There are also some foods that are more likely to cause bloating and gas than others. These include carbonated beverages, beans, dried fruits, fried or fatty foods, and anything containing sugar alcohols (which are common in low-carb or low-sugar packaged foods). 


2. Use herbs to eliminate bloating 

Certain herbs have been linked to helping with digestive causes of bloating. Ginger, cumin, celery seed, fennel, and anise can all be incorporated into meals or enjoyed as a tea to help nix bloating and gas. Besides, it’s way tastier than popping an antacid.   

3. Consider taking probiotics 

While scientists haven’t specifically studied probiotics during menopause, there are studies that show probiotics helping with IBS symptoms, which include bloating. This is because probiotics up the amount of good bacteria in the gut, which helps keep the digestive tract running efficiently, reducing bloating in the process. 

4. Take a walk after eating

Light physical activity can help kick-start digestion and help reduce blood sugar levels, all of which can help with potential bloating. Research shows even a short walk for two to five minutes can make a difference. 

5. Try an OTC remedy

If your bloating tends to happen most after eating, there are some things you can nab at the pharmacy for immediate relief. Simethicone (the active ingredient in GasX) helps trap and disperse excess gas in your digestive system, which can soothe bloating. If you’re constipated, stool softeners can help keep things moving and relieve some of the pressure you’re feeling. Something Salib Huber warns against doing: taking activated charcoal. She says there have been no clinical studies to show that this popular wellness “remedy” can be helpful for preventing or treating bloat. Instead, stick with the above recommendations.
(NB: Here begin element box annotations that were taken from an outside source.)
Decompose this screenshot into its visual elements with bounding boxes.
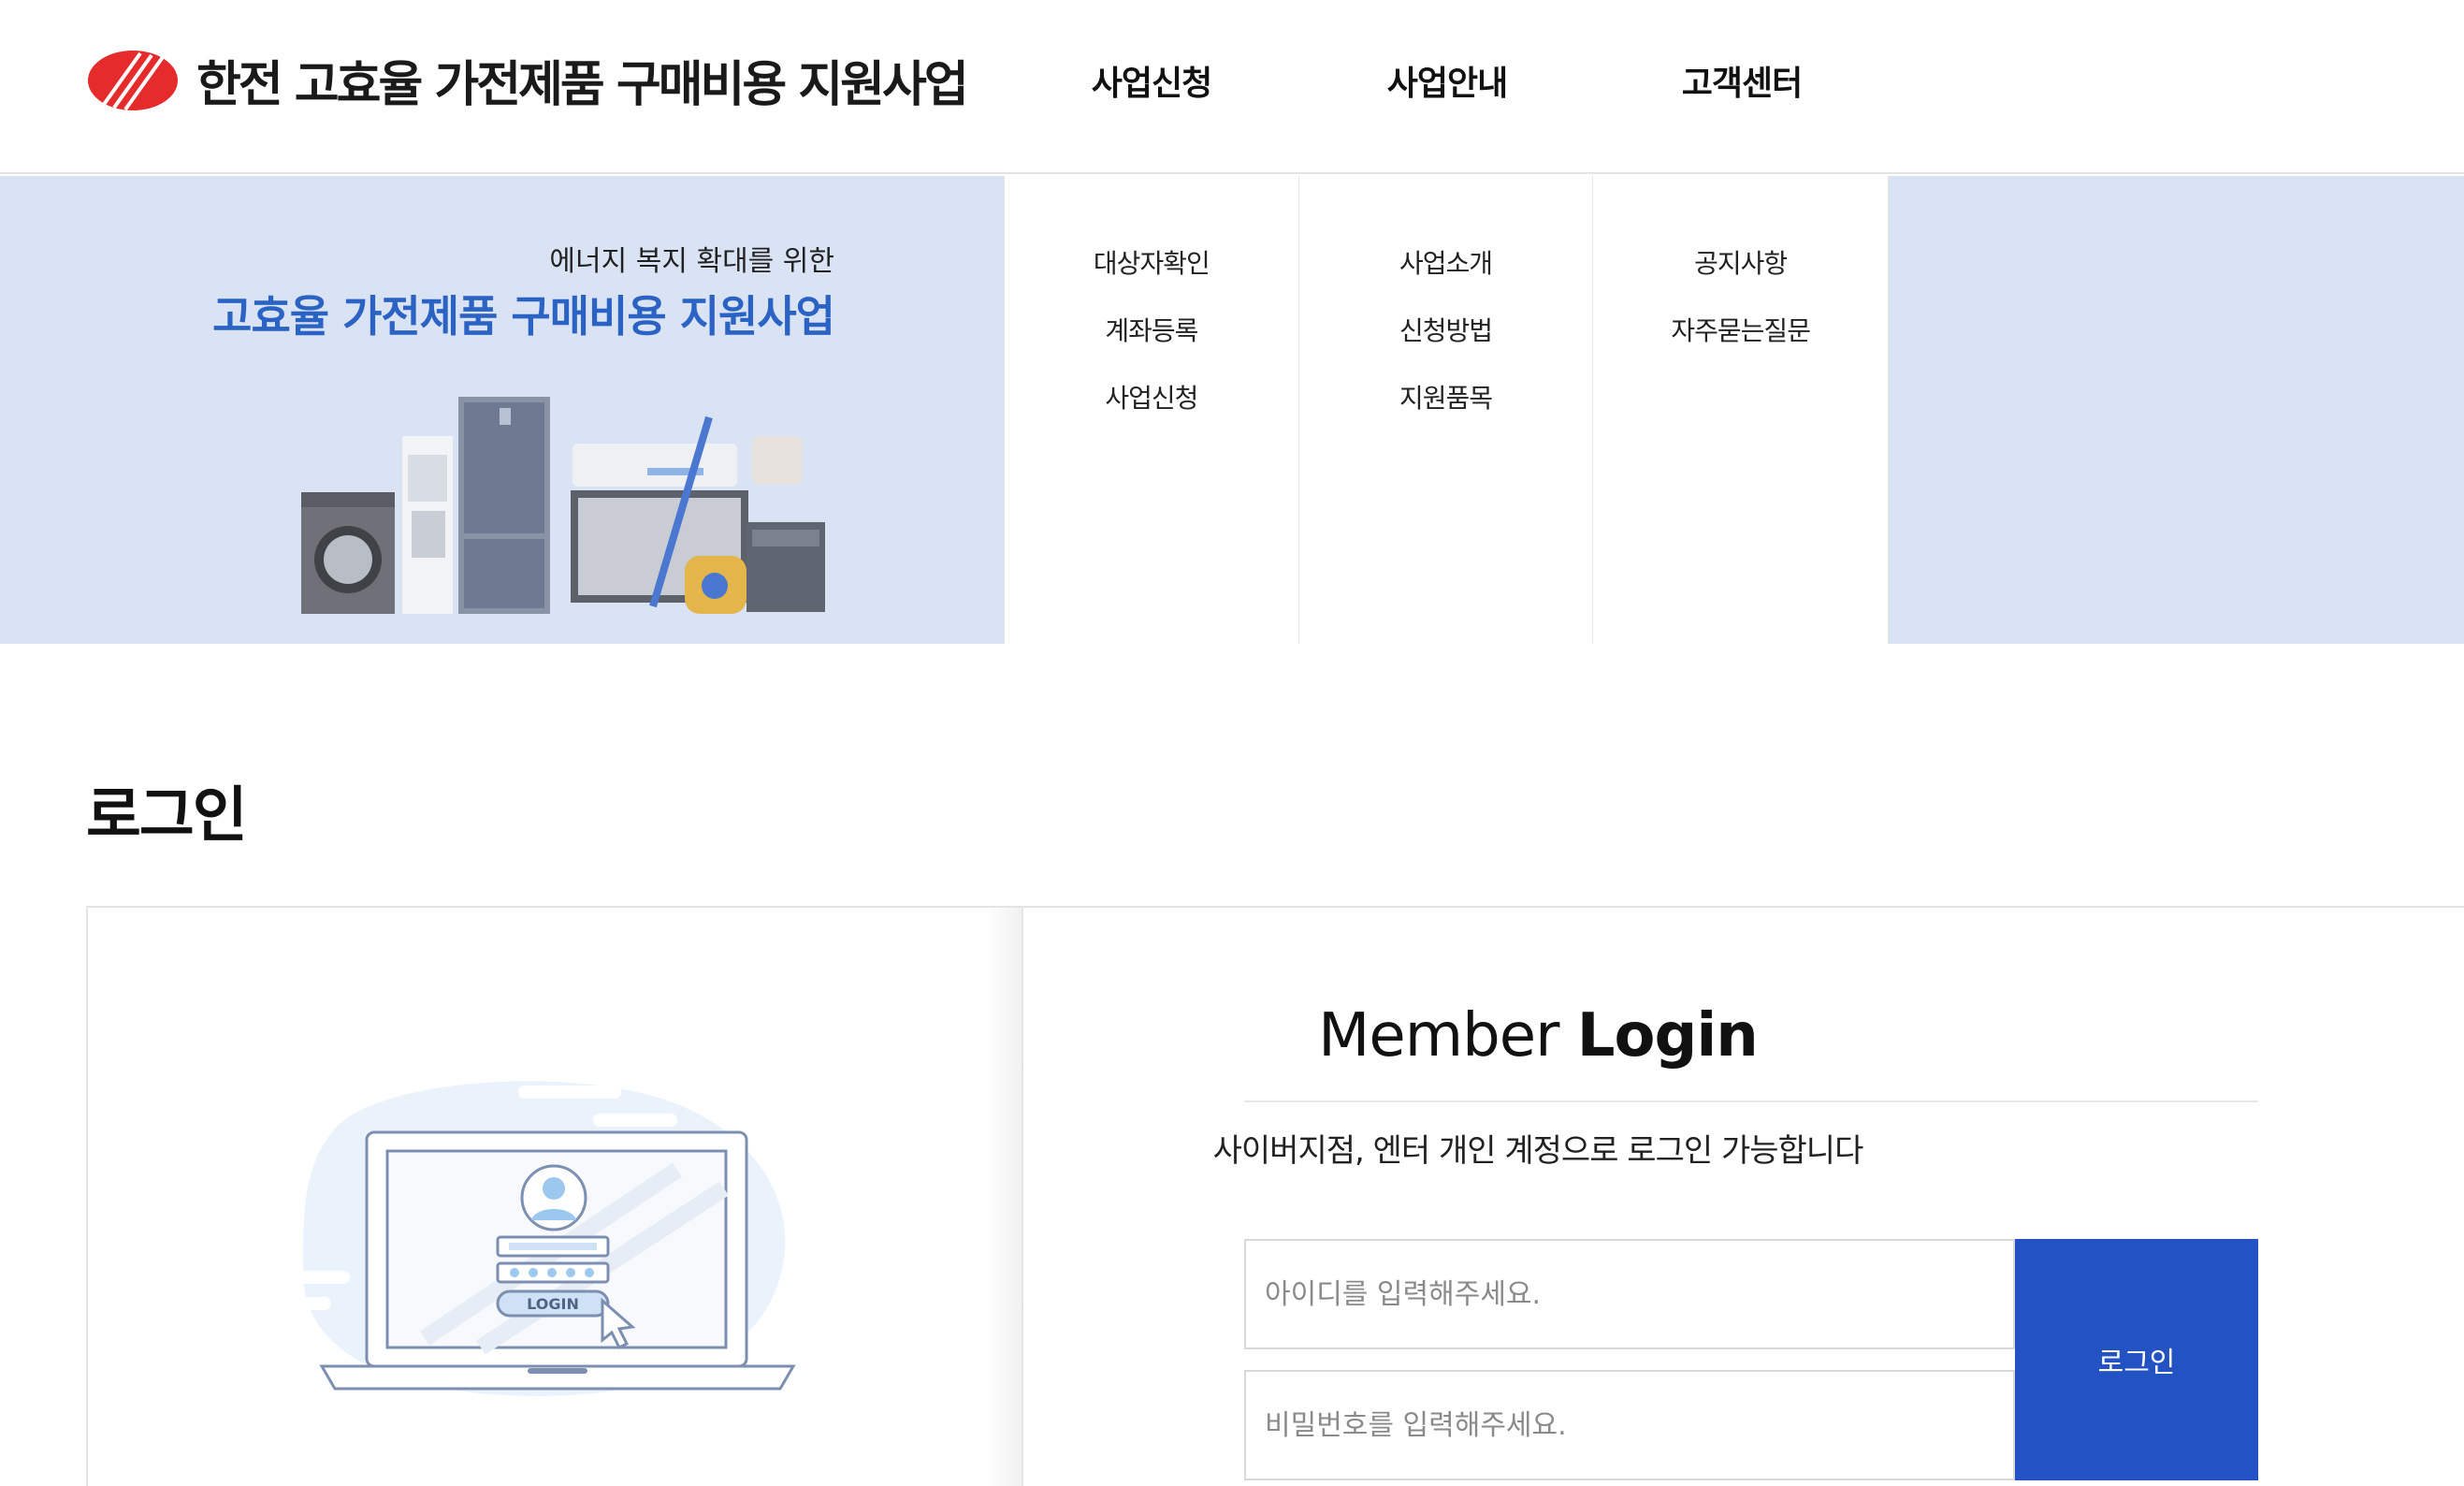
submenu-item-faq[interactable]: 자주묻는질문 [1593,298,1888,365]
member-login-title: Member Login [1023,1001,2052,1071]
login-description: 사이버지점, 엔터 개인 계정으로 로그인 가능합니다 [1212,1132,1864,1170]
login-illustration-panel: LOGIN [88,908,1023,1486]
laptop-login-illustration: LOGIN [284,1081,796,1396]
member-title-bold: Login [1576,1001,1759,1071]
mega-menu-band: 에너지 복지 확대를 위한 고효율 가전제품 구매비용 지원사업 대상자확인 계… [0,176,2464,644]
mega-menu-panel: 대상자확인 계좌등록 사업신청 사업소개 신청방법 지원품목 공지사항 자주묻는… [1004,176,1889,644]
submenu-support: 공지사항 자주묻는질문 [1593,176,1888,644]
nav-item-guide[interactable]: 사업안내 [1299,56,1595,105]
submenu-item-intro[interactable]: 사업소개 [1299,230,1593,298]
submenu-item-how-to-apply[interactable]: 신청방법 [1299,298,1593,365]
nav-item-apply[interactable]: 사업신청 [1004,56,1299,105]
site-logo[interactable]: 한전 고효율 가전제품 구매비용 지원사업 [86,45,969,115]
appliances-illustration [301,397,825,614]
user-id-input[interactable] [1244,1239,2015,1349]
submenu-apply: 대상자확인 계좌등록 사업신청 [1005,176,1299,644]
illustration-login-label: LOGIN [527,1295,579,1313]
submenu-item-products[interactable]: 지원품목 [1299,365,1593,432]
password-input[interactable] [1244,1370,2015,1480]
banner-title: 고효율 가전제품 구매비용 지원사업 [212,291,835,342]
page-title: 로그인 [86,781,248,851]
login-box: LOGIN Member Login 사이버지점, 엔터 개인 계정으로 로그인… [86,906,2464,1486]
banner-subtitle: 에너지 복지 확대를 위한 [549,245,834,278]
submenu-item-account[interactable]: 계좌등록 [1005,298,1298,365]
kepco-logo-icon [88,50,178,110]
submenu-guide: 사업소개 신청방법 지원품목 [1299,176,1594,644]
title-divider [1244,1100,2258,1102]
login-form-panel: Member Login 사이버지점, 엔터 개인 계정으로 로그인 가능합니다… [1022,908,2464,1486]
login-button[interactable]: 로그인 [2015,1239,2258,1480]
submenu-item-eligibility[interactable]: 대상자확인 [1005,230,1298,298]
member-title-light: Member [1318,1001,1577,1071]
submenu-item-application[interactable]: 사업신청 [1005,365,1298,432]
site-name: 한전 고효율 가전제품 구매비용 지원사업 [196,57,969,113]
nav-item-support[interactable]: 고객센터 [1594,56,1890,105]
submenu-item-notice[interactable]: 공지사항 [1593,230,1888,298]
site-header: 한전 고효율 가전제품 구매비용 지원사업 사업신청 사업안내 고객센터 [0,0,2464,174]
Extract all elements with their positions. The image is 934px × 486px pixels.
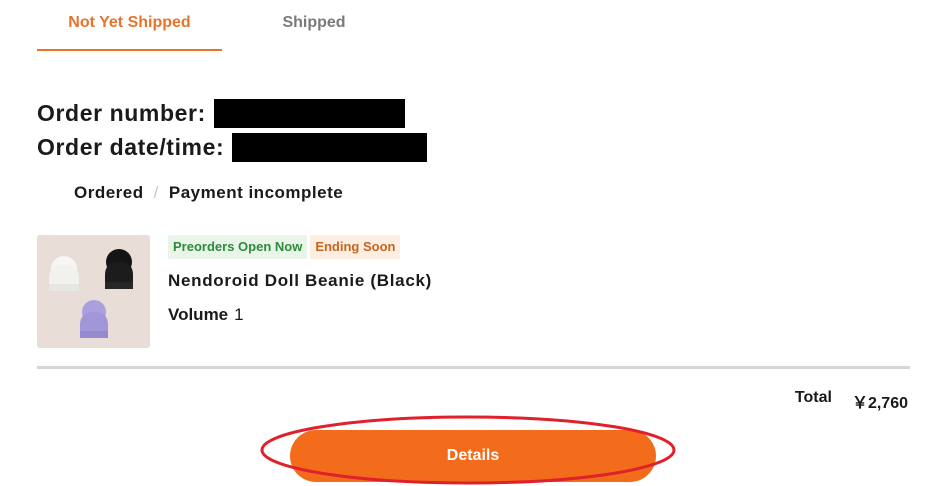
- details-button[interactable]: Details: [290, 430, 656, 482]
- tab-shipped[interactable]: Shipped: [222, 0, 406, 51]
- status-payment: Payment incomplete: [168, 183, 344, 202]
- order-number-label: Order number:: [37, 99, 206, 126]
- order-number-row: Order number:: [37, 97, 405, 129]
- product-badges: Preorders Open Now Ending Soon: [168, 235, 401, 259]
- volume-label: Volume: [168, 305, 229, 324]
- order-tabs: Not Yet Shipped Shipped: [37, 0, 910, 51]
- divider: [37, 366, 910, 369]
- order-date-redacted: [232, 132, 428, 162]
- status-ordered: Ordered: [74, 183, 144, 202]
- order-date-row: Order date/time:: [37, 131, 428, 163]
- beanie-image: [37, 235, 150, 348]
- total-label: Total: [794, 389, 832, 406]
- total-value: ￥2,760: [851, 395, 908, 412]
- product-thumbnail[interactable]: [37, 235, 150, 348]
- badge-preorders-open: Preorders Open Now: [168, 235, 308, 259]
- order-date-label: Order date/time:: [37, 133, 225, 160]
- order-total: Total ￥2,760: [795, 389, 908, 413]
- product-volume: Volume 1: [168, 305, 244, 325]
- tab-not-yet-shipped[interactable]: Not Yet Shipped: [37, 0, 222, 51]
- order-number-redacted: [213, 98, 405, 128]
- status-separator: /: [153, 183, 159, 202]
- volume-value: 1: [234, 305, 244, 324]
- order-status: Ordered / Payment incomplete: [74, 183, 343, 203]
- product-name[interactable]: Nendoroid Doll Beanie (Black): [168, 271, 432, 291]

When to See a Doctor About Your Bloating

Salib Huber says if you’re dealing with bloating on a regular basis, it’s a good idea to bring it up—especially if it’s getting in the way of you living your best life. Constant bloating can be a symptom of IBS or another gastrointestinal disorder—or at worst, a symptom of ovarian cancer— “so it shouldn’t be ignored,” Salib Huber says.

Your doctor can give you food and lifestyle tips that can help mitigate the bloating, and can prescribe medication to stabilize hormones, if necessary. If you have IBS, they may recommend more drastic overhauls of your diet. This might entail a temporary elimination diet, where you nix certain foods that might be common triggers of digestional issues and then reincorporate them one at a time. However, this kind of eating plan should be completed under the supervision of a registered dietitian or a medical doctor to ensure you’re still getting the nutrients you need. 

As hormone levels even out after menopause, Salib Huber says that menopause bloating does subside. “The rollercoaster of estrogen and progesterone ends, which helps with menopause symptoms overall including hot flashes, sleep disturbances, and, yes, bloating,” she says. 

Translation: As you transition into postmenopausal life, you can consider the balloon of uncomfortable bloating…popped.